简体繁体 English

lucene搜索

[英]lucene searching

原文 2012-10-04 04:36:01 3 1 java/ lucene/ indexing/ full-text-search/ content-indexing

Dear StackOverFlow Developers I want a help from you . 尊敬的StackOverFlow开发人员：我需要您的帮助。 I am stuck in Apache lucene to use in java swing application . 我被困在Apache Lucene中，无法在Java swing应用程序中使用。 The problem is so complex that even im confused how should i ask it. 这个问题是如此复杂，以至于我什至感到困惑。 Please try to understand what is my actual requirement. 请尝试了解我的实际要求。 The case is the simple i have to give html files so that client can access them in swing application and for searching facility i decided to use apache lucene indexing. 这种情况很简单，我必须提供html文件，以便客户端可以在swing应用程序中访问它们，并且为了搜索功能，我决定使用apache lucene索引。 this is providing me the search facility but now i want to display the html file data which has matched the search criteria . 这为我提供了搜索工具，但现在我想显示符合搜索条件的html文件数据。 In java API im using swing for it and JEditorPane is the control in which i have to display the contents of html file . 在Java API中，即时通讯使用swing和JEditorPane是控件，我必须在其中显示html文件的内容。 Please suggest me how should i index the html files and how should i get the content of html files back from lucene index. 请建议我如何索引html文件以及如何从lucene索引获取html文件的内容。 the html files not only having text only but also they are having links , images etc. html文件不仅具有文本，而且具有链接，图像等。

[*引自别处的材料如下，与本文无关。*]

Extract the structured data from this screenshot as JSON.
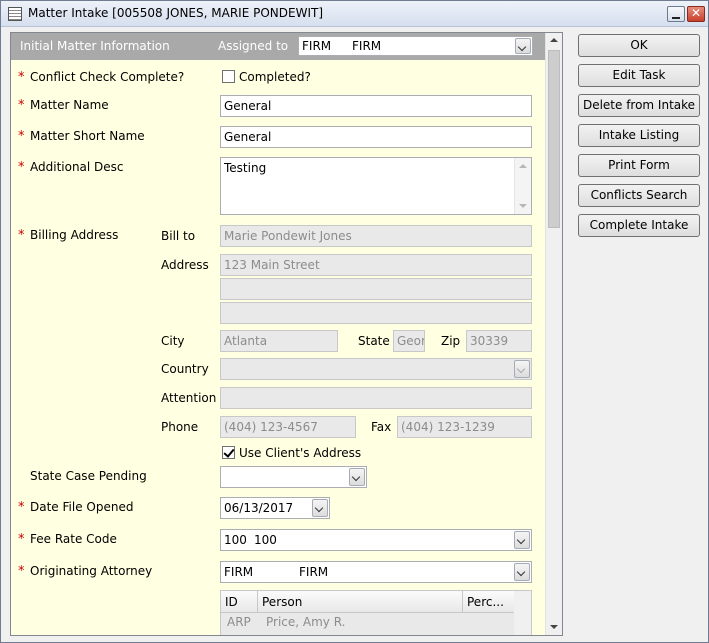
{
  "window": {
    "title": "Matter Intake [005508 JONES, MARIE PONDEWIT]"
  },
  "header": {
    "section_title": "Initial Matter Information",
    "assigned_label": "Assigned to",
    "assigned_code": "FIRM",
    "assigned_name": "FIRM"
  },
  "form": {
    "conflict_check_label": "Conflict Check Complete?",
    "completed_label": "Completed?",
    "completed_checked": false,
    "matter_name_label": "Matter Name",
    "matter_name_value": "General",
    "matter_short_name_label": "Matter Short Name",
    "matter_short_name_value": "General",
    "additional_desc_label": "Additional Desc",
    "additional_desc_value": "Testing",
    "billing_address_label": "Billing Address",
    "bill_to_label": "Bill to",
    "bill_to_value": "Marie Pondewit Jones",
    "address_label": "Address",
    "address_line1": "123 Main Street",
    "address_line2": "",
    "address_line3": "",
    "city_label": "City",
    "city_value": "Atlanta",
    "state_label": "State",
    "state_value": "Geor",
    "zip_label": "Zip",
    "zip_value": "30339",
    "country_label": "Country",
    "country_value": "",
    "attention_label": "Attention",
    "attention_value": "",
    "phone_label": "Phone",
    "phone_value": "(404) 123-4567",
    "fax_label": "Fax",
    "fax_value": "(404) 123-1239",
    "use_client_address_label": "Use Client's Address",
    "use_client_address_checked": true,
    "state_case_pending_label": "State Case Pending",
    "state_case_pending_value": "",
    "date_file_opened_label": "Date File Opened",
    "date_file_opened_value": "06/13/2017",
    "fee_rate_code_label": "Fee Rate Code",
    "fee_rate_code_value": "100",
    "fee_rate_code_desc": "100",
    "originating_attorney_label": "Originating Attorney",
    "originating_attorney_code": "FIRM",
    "originating_attorney_name": "FIRM",
    "required_marker": "*"
  },
  "attorney_grid": {
    "columns": [
      "ID",
      "Person",
      "Perc..."
    ],
    "rows": [
      {
        "id": "ARP",
        "person": "Price, Amy R.",
        "perc": ""
      }
    ]
  },
  "actions": {
    "ok": "OK",
    "edit_task": "Edit Task",
    "delete_from_intake": "Delete from Intake",
    "intake_listing": "Intake Listing",
    "print_form": "Print Form",
    "conflicts_search": "Conflicts Search",
    "complete_intake": "Complete Intake"
  },
  "colors": {
    "form_background": "#ffffe1",
    "header_background": "#a9a9a9",
    "required_marker": "#cc0000"
  }
}
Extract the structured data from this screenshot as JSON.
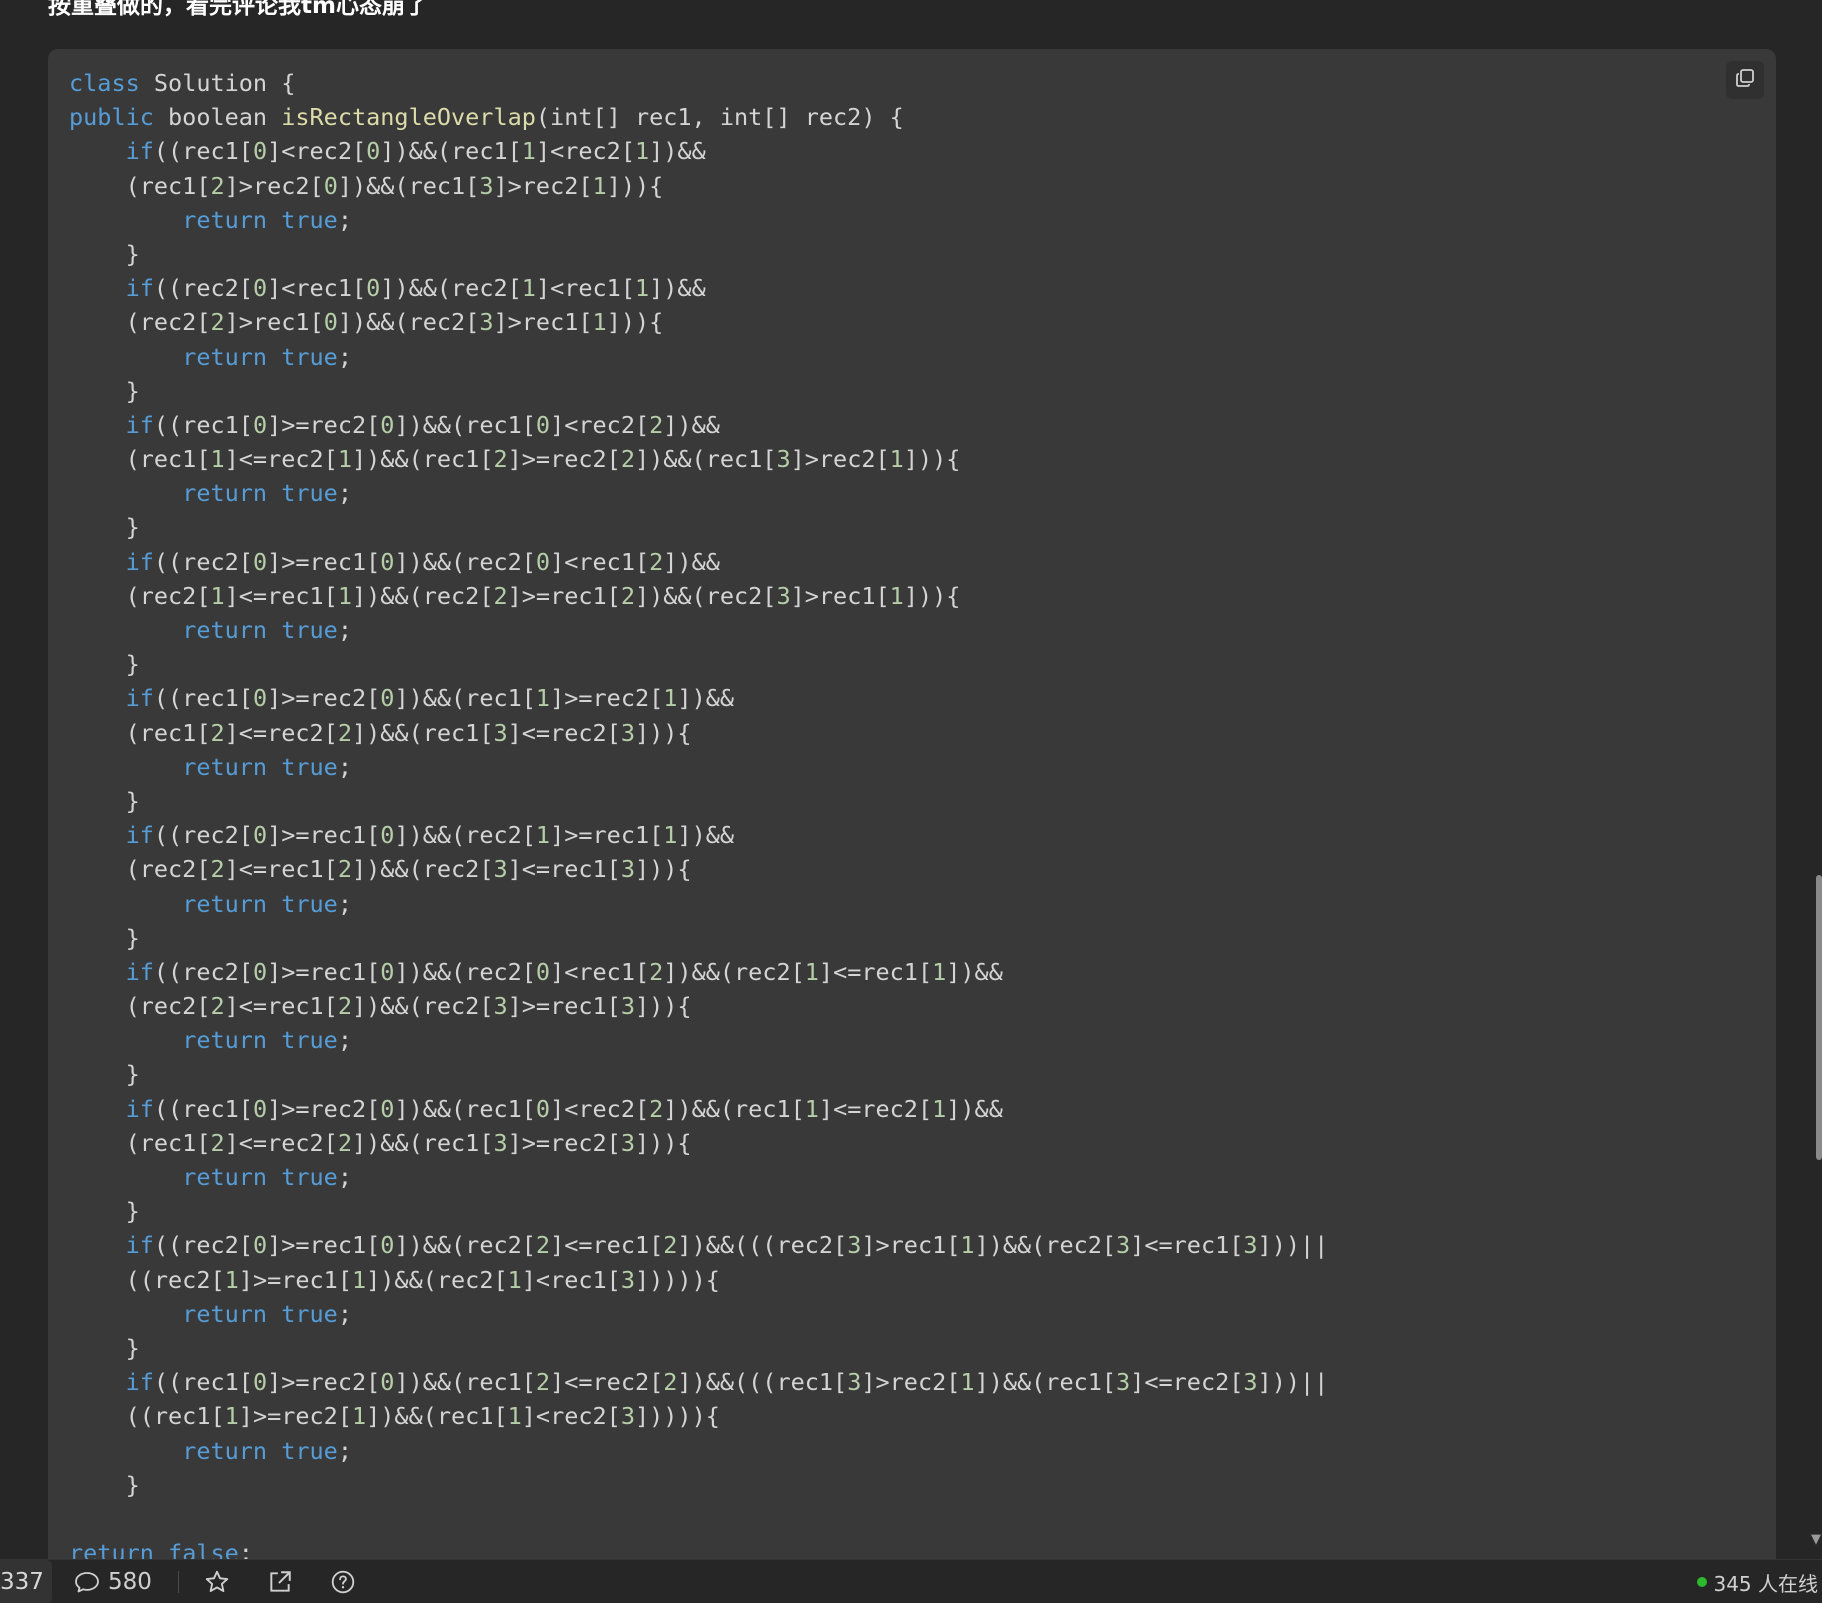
{
  "top_text": "按重叠做的，看完评论我tm心态崩了",
  "code_lines": [
    [
      [
        "kw",
        "class"
      ],
      [
        "txt",
        " Solution {"
      ]
    ],
    [
      [
        "kw",
        "public"
      ],
      [
        "txt",
        " boolean "
      ],
      [
        "fn",
        "isRectangleOverlap"
      ],
      [
        "txt",
        "(int[] rec1, int[] rec2) {"
      ]
    ],
    [
      [
        "txt",
        "    "
      ],
      [
        "kw",
        "if"
      ],
      [
        "txt",
        "((rec1["
      ],
      [
        "num",
        "0"
      ],
      [
        "txt",
        "]<rec2["
      ],
      [
        "num",
        "0"
      ],
      [
        "txt",
        "])&&(rec1["
      ],
      [
        "num",
        "1"
      ],
      [
        "txt",
        "]<rec2["
      ],
      [
        "num",
        "1"
      ],
      [
        "txt",
        "])&&"
      ]
    ],
    [
      [
        "txt",
        "    (rec1["
      ],
      [
        "num",
        "2"
      ],
      [
        "txt",
        "]>rec2["
      ],
      [
        "num",
        "0"
      ],
      [
        "txt",
        "])&&(rec1["
      ],
      [
        "num",
        "3"
      ],
      [
        "txt",
        "]>rec2["
      ],
      [
        "num",
        "1"
      ],
      [
        "txt",
        "])){"
      ]
    ],
    [
      [
        "txt",
        "        "
      ],
      [
        "kw",
        "return"
      ],
      [
        "txt",
        " "
      ],
      [
        "kw",
        "true"
      ],
      [
        "txt",
        ";"
      ]
    ],
    [
      [
        "txt",
        "    }"
      ]
    ],
    [
      [
        "txt",
        "    "
      ],
      [
        "kw",
        "if"
      ],
      [
        "txt",
        "((rec2["
      ],
      [
        "num",
        "0"
      ],
      [
        "txt",
        "]<rec1["
      ],
      [
        "num",
        "0"
      ],
      [
        "txt",
        "])&&(rec2["
      ],
      [
        "num",
        "1"
      ],
      [
        "txt",
        "]<rec1["
      ],
      [
        "num",
        "1"
      ],
      [
        "txt",
        "])&&"
      ]
    ],
    [
      [
        "txt",
        "    (rec2["
      ],
      [
        "num",
        "2"
      ],
      [
        "txt",
        "]>rec1["
      ],
      [
        "num",
        "0"
      ],
      [
        "txt",
        "])&&(rec2["
      ],
      [
        "num",
        "3"
      ],
      [
        "txt",
        "]>rec1["
      ],
      [
        "num",
        "1"
      ],
      [
        "txt",
        "])){"
      ]
    ],
    [
      [
        "txt",
        "        "
      ],
      [
        "kw",
        "return"
      ],
      [
        "txt",
        " "
      ],
      [
        "kw",
        "true"
      ],
      [
        "txt",
        ";"
      ]
    ],
    [
      [
        "txt",
        "    }"
      ]
    ],
    [
      [
        "txt",
        "    "
      ],
      [
        "kw",
        "if"
      ],
      [
        "txt",
        "((rec1["
      ],
      [
        "num",
        "0"
      ],
      [
        "txt",
        "]>=rec2["
      ],
      [
        "num",
        "0"
      ],
      [
        "txt",
        "])&&(rec1["
      ],
      [
        "num",
        "0"
      ],
      [
        "txt",
        "]<rec2["
      ],
      [
        "num",
        "2"
      ],
      [
        "txt",
        "])&&"
      ]
    ],
    [
      [
        "txt",
        "    (rec1["
      ],
      [
        "num",
        "1"
      ],
      [
        "txt",
        "]<=rec2["
      ],
      [
        "num",
        "1"
      ],
      [
        "txt",
        "])&&(rec1["
      ],
      [
        "num",
        "2"
      ],
      [
        "txt",
        "]>=rec2["
      ],
      [
        "num",
        "2"
      ],
      [
        "txt",
        "])&&(rec1["
      ],
      [
        "num",
        "3"
      ],
      [
        "txt",
        "]>rec2["
      ],
      [
        "num",
        "1"
      ],
      [
        "txt",
        "])){"
      ]
    ],
    [
      [
        "txt",
        "        "
      ],
      [
        "kw",
        "return"
      ],
      [
        "txt",
        " "
      ],
      [
        "kw",
        "true"
      ],
      [
        "txt",
        ";"
      ]
    ],
    [
      [
        "txt",
        "    }"
      ]
    ],
    [
      [
        "txt",
        "    "
      ],
      [
        "kw",
        "if"
      ],
      [
        "txt",
        "((rec2["
      ],
      [
        "num",
        "0"
      ],
      [
        "txt",
        "]>=rec1["
      ],
      [
        "num",
        "0"
      ],
      [
        "txt",
        "])&&(rec2["
      ],
      [
        "num",
        "0"
      ],
      [
        "txt",
        "]<rec1["
      ],
      [
        "num",
        "2"
      ],
      [
        "txt",
        "])&&"
      ]
    ],
    [
      [
        "txt",
        "    (rec2["
      ],
      [
        "num",
        "1"
      ],
      [
        "txt",
        "]<=rec1["
      ],
      [
        "num",
        "1"
      ],
      [
        "txt",
        "])&&(rec2["
      ],
      [
        "num",
        "2"
      ],
      [
        "txt",
        "]>=rec1["
      ],
      [
        "num",
        "2"
      ],
      [
        "txt",
        "])&&(rec2["
      ],
      [
        "num",
        "3"
      ],
      [
        "txt",
        "]>rec1["
      ],
      [
        "num",
        "1"
      ],
      [
        "txt",
        "])){"
      ]
    ],
    [
      [
        "txt",
        "        "
      ],
      [
        "kw",
        "return"
      ],
      [
        "txt",
        " "
      ],
      [
        "kw",
        "true"
      ],
      [
        "txt",
        ";"
      ]
    ],
    [
      [
        "txt",
        "    }"
      ]
    ],
    [
      [
        "txt",
        "    "
      ],
      [
        "kw",
        "if"
      ],
      [
        "txt",
        "((rec1["
      ],
      [
        "num",
        "0"
      ],
      [
        "txt",
        "]>=rec2["
      ],
      [
        "num",
        "0"
      ],
      [
        "txt",
        "])&&(rec1["
      ],
      [
        "num",
        "1"
      ],
      [
        "txt",
        "]>=rec2["
      ],
      [
        "num",
        "1"
      ],
      [
        "txt",
        "])&&"
      ]
    ],
    [
      [
        "txt",
        "    (rec1["
      ],
      [
        "num",
        "2"
      ],
      [
        "txt",
        "]<=rec2["
      ],
      [
        "num",
        "2"
      ],
      [
        "txt",
        "])&&(rec1["
      ],
      [
        "num",
        "3"
      ],
      [
        "txt",
        "]<=rec2["
      ],
      [
        "num",
        "3"
      ],
      [
        "txt",
        "])){"
      ]
    ],
    [
      [
        "txt",
        "        "
      ],
      [
        "kw",
        "return"
      ],
      [
        "txt",
        " "
      ],
      [
        "kw",
        "true"
      ],
      [
        "txt",
        ";"
      ]
    ],
    [
      [
        "txt",
        "    }"
      ]
    ],
    [
      [
        "txt",
        "    "
      ],
      [
        "kw",
        "if"
      ],
      [
        "txt",
        "((rec2["
      ],
      [
        "num",
        "0"
      ],
      [
        "txt",
        "]>=rec1["
      ],
      [
        "num",
        "0"
      ],
      [
        "txt",
        "])&&(rec2["
      ],
      [
        "num",
        "1"
      ],
      [
        "txt",
        "]>=rec1["
      ],
      [
        "num",
        "1"
      ],
      [
        "txt",
        "])&&"
      ]
    ],
    [
      [
        "txt",
        "    (rec2["
      ],
      [
        "num",
        "2"
      ],
      [
        "txt",
        "]<=rec1["
      ],
      [
        "num",
        "2"
      ],
      [
        "txt",
        "])&&(rec2["
      ],
      [
        "num",
        "3"
      ],
      [
        "txt",
        "]<=rec1["
      ],
      [
        "num",
        "3"
      ],
      [
        "txt",
        "])){"
      ]
    ],
    [
      [
        "txt",
        "        "
      ],
      [
        "kw",
        "return"
      ],
      [
        "txt",
        " "
      ],
      [
        "kw",
        "true"
      ],
      [
        "txt",
        ";"
      ]
    ],
    [
      [
        "txt",
        "    }"
      ]
    ],
    [
      [
        "txt",
        "    "
      ],
      [
        "kw",
        "if"
      ],
      [
        "txt",
        "((rec2["
      ],
      [
        "num",
        "0"
      ],
      [
        "txt",
        "]>=rec1["
      ],
      [
        "num",
        "0"
      ],
      [
        "txt",
        "])&&(rec2["
      ],
      [
        "num",
        "0"
      ],
      [
        "txt",
        "]<rec1["
      ],
      [
        "num",
        "2"
      ],
      [
        "txt",
        "])&&(rec2["
      ],
      [
        "num",
        "1"
      ],
      [
        "txt",
        "]<=rec1["
      ],
      [
        "num",
        "1"
      ],
      [
        "txt",
        "])&&"
      ]
    ],
    [
      [
        "txt",
        "    (rec2["
      ],
      [
        "num",
        "2"
      ],
      [
        "txt",
        "]<=rec1["
      ],
      [
        "num",
        "2"
      ],
      [
        "txt",
        "])&&(rec2["
      ],
      [
        "num",
        "3"
      ],
      [
        "txt",
        "]>=rec1["
      ],
      [
        "num",
        "3"
      ],
      [
        "txt",
        "])){"
      ]
    ],
    [
      [
        "txt",
        "        "
      ],
      [
        "kw",
        "return"
      ],
      [
        "txt",
        " "
      ],
      [
        "kw",
        "true"
      ],
      [
        "txt",
        ";"
      ]
    ],
    [
      [
        "txt",
        "    }"
      ]
    ],
    [
      [
        "txt",
        "    "
      ],
      [
        "kw",
        "if"
      ],
      [
        "txt",
        "((rec1["
      ],
      [
        "num",
        "0"
      ],
      [
        "txt",
        "]>=rec2["
      ],
      [
        "num",
        "0"
      ],
      [
        "txt",
        "])&&(rec1["
      ],
      [
        "num",
        "0"
      ],
      [
        "txt",
        "]<rec2["
      ],
      [
        "num",
        "2"
      ],
      [
        "txt",
        "])&&(rec1["
      ],
      [
        "num",
        "1"
      ],
      [
        "txt",
        "]<=rec2["
      ],
      [
        "num",
        "1"
      ],
      [
        "txt",
        "])&&"
      ]
    ],
    [
      [
        "txt",
        "    (rec1["
      ],
      [
        "num",
        "2"
      ],
      [
        "txt",
        "]<=rec2["
      ],
      [
        "num",
        "2"
      ],
      [
        "txt",
        "])&&(rec1["
      ],
      [
        "num",
        "3"
      ],
      [
        "txt",
        "]>=rec2["
      ],
      [
        "num",
        "3"
      ],
      [
        "txt",
        "])){"
      ]
    ],
    [
      [
        "txt",
        "        "
      ],
      [
        "kw",
        "return"
      ],
      [
        "txt",
        " "
      ],
      [
        "kw",
        "true"
      ],
      [
        "txt",
        ";"
      ]
    ],
    [
      [
        "txt",
        "    }"
      ]
    ],
    [
      [
        "txt",
        "    "
      ],
      [
        "kw",
        "if"
      ],
      [
        "txt",
        "((rec2["
      ],
      [
        "num",
        "0"
      ],
      [
        "txt",
        "]>=rec1["
      ],
      [
        "num",
        "0"
      ],
      [
        "txt",
        "])&&(rec2["
      ],
      [
        "num",
        "2"
      ],
      [
        "txt",
        "]<=rec1["
      ],
      [
        "num",
        "2"
      ],
      [
        "txt",
        "])&&(((rec2["
      ],
      [
        "num",
        "3"
      ],
      [
        "txt",
        "]>rec1["
      ],
      [
        "num",
        "1"
      ],
      [
        "txt",
        "])&&(rec2["
      ],
      [
        "num",
        "3"
      ],
      [
        "txt",
        "]<=rec1["
      ],
      [
        "num",
        "3"
      ],
      [
        "txt",
        "]))||"
      ]
    ],
    [
      [
        "txt",
        "    ((rec2["
      ],
      [
        "num",
        "1"
      ],
      [
        "txt",
        "]>=rec1["
      ],
      [
        "num",
        "1"
      ],
      [
        "txt",
        "])&&(rec2["
      ],
      [
        "num",
        "1"
      ],
      [
        "txt",
        "]<rec1["
      ],
      [
        "num",
        "3"
      ],
      [
        "txt",
        "])))){"
      ]
    ],
    [
      [
        "txt",
        "        "
      ],
      [
        "kw",
        "return"
      ],
      [
        "txt",
        " "
      ],
      [
        "kw",
        "true"
      ],
      [
        "txt",
        ";"
      ]
    ],
    [
      [
        "txt",
        "    }"
      ]
    ],
    [
      [
        "txt",
        "    "
      ],
      [
        "kw",
        "if"
      ],
      [
        "txt",
        "((rec1["
      ],
      [
        "num",
        "0"
      ],
      [
        "txt",
        "]>=rec2["
      ],
      [
        "num",
        "0"
      ],
      [
        "txt",
        "])&&(rec1["
      ],
      [
        "num",
        "2"
      ],
      [
        "txt",
        "]<=rec2["
      ],
      [
        "num",
        "2"
      ],
      [
        "txt",
        "])&&(((rec1["
      ],
      [
        "num",
        "3"
      ],
      [
        "txt",
        "]>rec2["
      ],
      [
        "num",
        "1"
      ],
      [
        "txt",
        "])&&(rec1["
      ],
      [
        "num",
        "3"
      ],
      [
        "txt",
        "]<=rec2["
      ],
      [
        "num",
        "3"
      ],
      [
        "txt",
        "]))||"
      ]
    ],
    [
      [
        "txt",
        "    ((rec1["
      ],
      [
        "num",
        "1"
      ],
      [
        "txt",
        "]>=rec2["
      ],
      [
        "num",
        "1"
      ],
      [
        "txt",
        "])&&(rec1["
      ],
      [
        "num",
        "1"
      ],
      [
        "txt",
        "]<rec2["
      ],
      [
        "num",
        "3"
      ],
      [
        "txt",
        "])))){"
      ]
    ],
    [
      [
        "txt",
        "        "
      ],
      [
        "kw",
        "return"
      ],
      [
        "txt",
        " "
      ],
      [
        "kw",
        "true"
      ],
      [
        "txt",
        ";"
      ]
    ],
    [
      [
        "txt",
        "    }"
      ]
    ],
    [
      [
        "txt",
        ""
      ]
    ],
    [
      [
        "kw",
        "return"
      ],
      [
        "txt",
        " "
      ],
      [
        "kw",
        "false"
      ],
      [
        "txt",
        ";"
      ]
    ]
  ],
  "bottom_bar": {
    "like_count": "337",
    "comment_count": "580",
    "online_text": "345 人在线"
  },
  "icons": {
    "copy": "copy-icon",
    "comment": "comment-icon",
    "star": "star-icon",
    "share": "share-icon",
    "help": "help-icon"
  },
  "colors": {
    "background": "#262626",
    "code_background": "#393939",
    "keyword": "#569cd6",
    "function": "#dcdcaa",
    "number": "#b5cea8",
    "text": "#d4d4d4",
    "online_dot": "#2eb82e"
  }
}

thanks in advance hoping help from you regards 在此先感谢您的帮助

1 个解决方案

In one of our projects where we employed Lucene for full text indexing & search, we handled HTML files as follows: 在我们使用Lucene进行全文索引和搜索的项目之一中，我们按以下方式处理HTML文件：

Stored the HTML document as is on disk (you can store in the DB as well). 将HTML文档按原样存储在磁盘上（也可以存储在DB中）。
Using Jericho HTMLParser 's HTML->Text converter, we extracted the text, links etc., out of the HTML documents. 使用Jericho HTMLParser的HTML-> Text转换器，我们从HTML文档中提取了文本，链接等。
The lucene document has attributes that stored the metadata about the HTML file apart from the text content in the HTML in tokenized format. lucene文档具有一些属性，这些属性以令牌化格式存储了HTML文件中与HTML中的文本内容分开的元数据。
Used StandardAnalyzer to keep certain tokens like email, website links as is during the tokenization process before indexing. 使用StandardAnalyzer在标记化过程中按原样保留某些标记，例如电子邮件，网站链接，然后再建立索引。
Upon searching the index, the hits returned contained the metadata of the HTML files that matched the criteria. 搜索索引后，返回的匹配包含与条件匹配的HTML文件的元数据。 So, we were able to identify the HTML content to be displayed for a given search result. 因此，我们能够识别出要针对给定搜索结果显示的HTML内容。